Firstly we compute: \begin{align*} & D_1f(x,y) = \frac{y^3(x^4+y^2)-xy^3(4x^3)}{(x^4+y^2)^2} = \frac{y^3(y^2-3x^4)}{(x^4+y^2)^2}, \\ & D_2f(x,y) = \frac{3xy^2(x^4+y^2)-xy^3(2y)}{(x^4+y^2)^2} = \frac{xy^2(3x^4+y^2)}{(x^4+y^2)^2}, \end{align*} and $D_1f(0,0)= D_2f(0,0) = 0$. The function is differentiable at $(0,0)$ with $f'(\vec{0}) = [0,0]$, since we can verify that: \begin{align*} \frac{|f(x,y)|}{\|\vec{x}\|} & = \frac{|x||y|^3}{x^4+y^2} \cdot \frac{1}{\sqrt{x^2+y^2}} = \frac{|x||y|}{\frac{x^4}{y^2} + 1} \cdot \frac{1}{\sqrt{x^2+y^2}} = \frac{|x||y|}{\left( \frac{x^2}{y} \right)^2 + 1} \cdot \frac{1}{\|\vec{x}\|} \\ & \leq |x||y| \cdot \frac{1}{\|\vec{x}\|} \leq \|\vec{x}\|^2 \cdot \frac{1}{\|\vec{x}\|} = \|\vec{x}\| \to 0 \textrm{ als } \vec{x} \to \vec{0}. \end{align*}
In order to determine if it is $C^1$, we need to determine whether the partial derivatives are continuous on the entire domain.
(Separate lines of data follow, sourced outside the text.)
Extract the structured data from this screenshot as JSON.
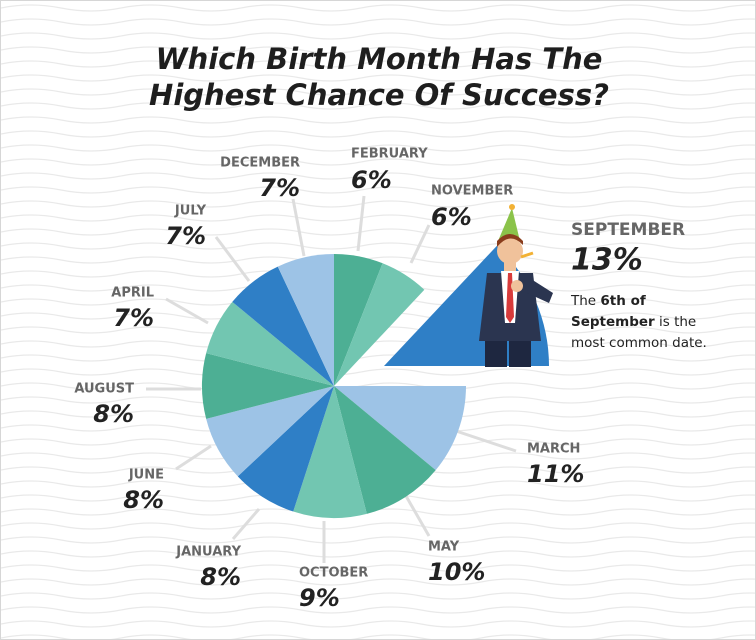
{
  "chart_data": {
    "type": "pie",
    "title": "Which Birth Month Has The Highest Chance Of Success?",
    "categories": [
      "FEBRUARY",
      "NOVEMBER",
      "SEPTEMBER",
      "MARCH",
      "MAY",
      "OCTOBER",
      "JANUARY",
      "JUNE",
      "AUGUST",
      "APRIL",
      "JULY",
      "DECEMBER"
    ],
    "values": [
      6,
      6,
      13,
      11,
      10,
      9,
      8,
      8,
      8,
      7,
      7,
      7
    ],
    "value_labels": [
      "6%",
      "6%",
      "13%",
      "11%",
      "10%",
      "9%",
      "8%",
      "8%",
      "8%",
      "7%",
      "7%",
      "7%"
    ],
    "colors": [
      "#4daf94",
      "#72c6b1",
      "#2f7fc6",
      "#9dc3e6",
      "#4daf94",
      "#72c6b1",
      "#2f7fc6",
      "#9dc3e6",
      "#4daf94",
      "#72c6b1",
      "#2f7fc6",
      "#9dc3e6"
    ],
    "annotation": {
      "before": "The",
      "bold": "6th of September",
      "after": "is the most common date."
    }
  }
}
I am trying to determine this for the point $(0,0)$, and so I need to determine $$ \lim_{(x,y) \to (0,0)} \frac{y^3(y^2-3x^4)}{(x^4+y^2)^2}, $$ and $$ \lim_{(x,y) \to (0,0)} \frac{xy^2(3x^4+y^2)}{(x^4+y^2)^2}. $$ I'm stuck in this step, I don't know how to compute these limits.
You have $$\left\vert \frac{y^3(y^2-3x^4)}{(x^4+y^2)^2} \right\vert \le \vert y \vert^3\frac{(y^2+3x^4)}{(x^4+y^2)^2} \le 3 \vert y \vert^3 \frac{(y^2+x^4)}{(x^4+y^2)^2}= 3 \frac{\vert y \vert^3}{x^4+y^2} \le 3\vert y \vert$$ hence $$\lim_{(x,y) \to (0,0)} \frac{y^3(y^2-3x^4)}{(x^4+y^2)^2} = 0.$$
Using a similar argument you also get
$$\lim_{(x,y) \to (0,0)} \frac{xy^2(3x^4+y^2)}{(x^4+y^2)^2}=0.$$
This proves that the partial derivatives are continuous at the origin and that $f$ is $\mathcal C^1$.